Ruined Wizards Tower

Welcome back to the Vault!  Even though we are still in lock down I've been lucky to get some gaming in over the last week or so, having played in an online Dark Suns-esque D&D session, and my eldest daughter and I took on the Writhing Fumes solo Frostgrave scenario running a Warband between us.

Hobby wise I'm still firmly in the thrall of painting models for my fantasy based games, and I've been tackling a more significant project; the forgotten Wizard's Tower, now fallen into ruin.

This is a Games Workshop kit that has sat assembled but unloved on my shelf for ages. It's so old in fact, that GW no longer produce it and I've forgotten the proper name of the model!

One of the reasons I've procrastinated about painting the kit, is the sheer level of detail, and the amount of drybrushing my usual terrain painting technique would take.  For the bulk of the model I've used a different approach involving a grey zenith basecoat over a black primer, and then the liberal application of a home made black wash.

The ruined floor boards are Snakebite Leather over Grey Seer with a Skrag Brown dry brush; very simple and looks great.

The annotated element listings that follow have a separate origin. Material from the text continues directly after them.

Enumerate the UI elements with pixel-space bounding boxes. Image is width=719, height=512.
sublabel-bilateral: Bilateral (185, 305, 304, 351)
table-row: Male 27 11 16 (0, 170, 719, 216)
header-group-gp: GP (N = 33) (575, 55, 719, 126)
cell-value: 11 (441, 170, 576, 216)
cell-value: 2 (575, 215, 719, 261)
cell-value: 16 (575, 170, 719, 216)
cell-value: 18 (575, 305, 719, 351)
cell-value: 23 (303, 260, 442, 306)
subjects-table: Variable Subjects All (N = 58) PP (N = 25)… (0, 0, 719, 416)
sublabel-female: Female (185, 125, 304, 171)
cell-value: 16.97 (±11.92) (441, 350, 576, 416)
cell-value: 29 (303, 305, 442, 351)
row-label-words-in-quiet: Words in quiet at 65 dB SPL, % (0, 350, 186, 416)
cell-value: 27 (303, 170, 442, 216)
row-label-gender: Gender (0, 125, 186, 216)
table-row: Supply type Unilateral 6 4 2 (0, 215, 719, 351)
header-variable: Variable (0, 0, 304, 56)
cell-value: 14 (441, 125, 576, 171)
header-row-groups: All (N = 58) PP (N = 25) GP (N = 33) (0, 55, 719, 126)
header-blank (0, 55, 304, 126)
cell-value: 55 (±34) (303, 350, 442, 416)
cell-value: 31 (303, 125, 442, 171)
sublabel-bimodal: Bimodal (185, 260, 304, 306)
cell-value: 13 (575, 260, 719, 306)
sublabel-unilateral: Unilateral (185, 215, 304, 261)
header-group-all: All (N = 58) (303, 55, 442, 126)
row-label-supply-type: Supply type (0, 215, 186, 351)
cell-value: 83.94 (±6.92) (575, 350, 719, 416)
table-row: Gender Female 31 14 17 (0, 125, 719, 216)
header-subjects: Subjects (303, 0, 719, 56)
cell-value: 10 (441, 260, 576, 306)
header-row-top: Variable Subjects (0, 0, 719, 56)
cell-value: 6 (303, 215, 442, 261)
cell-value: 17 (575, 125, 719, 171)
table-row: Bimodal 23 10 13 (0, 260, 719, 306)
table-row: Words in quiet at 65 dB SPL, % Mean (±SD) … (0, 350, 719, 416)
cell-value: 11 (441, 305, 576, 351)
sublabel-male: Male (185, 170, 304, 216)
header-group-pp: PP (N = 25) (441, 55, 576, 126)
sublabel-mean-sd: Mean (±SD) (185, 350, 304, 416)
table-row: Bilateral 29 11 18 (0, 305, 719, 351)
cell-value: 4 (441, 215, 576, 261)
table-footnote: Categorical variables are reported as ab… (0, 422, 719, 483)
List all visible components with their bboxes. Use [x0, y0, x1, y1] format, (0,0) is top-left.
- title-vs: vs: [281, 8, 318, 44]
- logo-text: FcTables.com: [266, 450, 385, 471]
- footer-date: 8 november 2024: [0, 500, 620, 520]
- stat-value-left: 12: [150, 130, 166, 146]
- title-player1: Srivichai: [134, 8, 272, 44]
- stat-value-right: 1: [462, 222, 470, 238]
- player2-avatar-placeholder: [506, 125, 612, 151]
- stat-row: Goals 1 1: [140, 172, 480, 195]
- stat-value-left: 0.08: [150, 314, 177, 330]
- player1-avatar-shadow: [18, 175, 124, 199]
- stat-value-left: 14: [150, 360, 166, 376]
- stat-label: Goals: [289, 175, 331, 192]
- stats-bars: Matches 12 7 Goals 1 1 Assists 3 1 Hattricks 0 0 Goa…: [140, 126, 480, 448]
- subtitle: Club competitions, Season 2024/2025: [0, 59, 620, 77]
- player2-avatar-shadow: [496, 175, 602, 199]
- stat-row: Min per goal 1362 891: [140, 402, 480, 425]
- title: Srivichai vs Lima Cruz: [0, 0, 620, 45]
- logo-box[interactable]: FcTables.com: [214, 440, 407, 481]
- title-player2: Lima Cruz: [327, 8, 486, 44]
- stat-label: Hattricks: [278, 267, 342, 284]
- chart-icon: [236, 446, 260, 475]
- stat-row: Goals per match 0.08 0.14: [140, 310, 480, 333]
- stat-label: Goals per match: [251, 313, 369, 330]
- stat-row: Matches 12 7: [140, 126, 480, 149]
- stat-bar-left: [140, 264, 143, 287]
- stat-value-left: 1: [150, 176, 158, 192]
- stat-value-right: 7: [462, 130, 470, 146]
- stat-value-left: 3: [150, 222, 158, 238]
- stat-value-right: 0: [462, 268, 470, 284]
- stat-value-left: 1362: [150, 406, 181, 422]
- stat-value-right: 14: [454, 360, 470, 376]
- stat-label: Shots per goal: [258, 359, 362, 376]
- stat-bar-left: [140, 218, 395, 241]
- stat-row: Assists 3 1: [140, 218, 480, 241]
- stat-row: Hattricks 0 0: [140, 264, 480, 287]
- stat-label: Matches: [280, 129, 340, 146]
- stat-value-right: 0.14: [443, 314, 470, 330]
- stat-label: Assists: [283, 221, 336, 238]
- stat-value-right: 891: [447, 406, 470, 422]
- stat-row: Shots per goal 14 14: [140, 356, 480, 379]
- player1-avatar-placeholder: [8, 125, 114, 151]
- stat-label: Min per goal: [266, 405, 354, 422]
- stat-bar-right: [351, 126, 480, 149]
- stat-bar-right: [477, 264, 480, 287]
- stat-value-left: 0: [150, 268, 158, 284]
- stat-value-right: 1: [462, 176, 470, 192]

Here are some more shots of the exterior:

There are all sorts of details and Easter Eggs hidden on the model. It is first and foremost a Warhammer kit, as typified by Many Skulls, but also the Sigmar comet icons and so on.

The strange runes on the ground floor correspond to the 8 arcane winds of the Warhammer World (and so I assume the dial is some sort of weird magical windsock). I've painted these up in the appropriate colours according to the Old World lore:

Don't ask me what each rune meets though!
In a further nod to the Old World I've added a small node of Warpstone:

Skaven will be attracted through the culvert. Yes! Yes!
Some of my favourite features are the lit candles on some of the skulls, implying someone must be at home!

And you have to wonder how a spell book has ended up stuck in the wall!

This model doesn't need any special rules written for it, as the tower will make a great focal point as is on a gaming table.  If you assume a model has to ascend from the table top to the ground level of the tower, then it should work for Frostgrave's Silent Tower Scenario.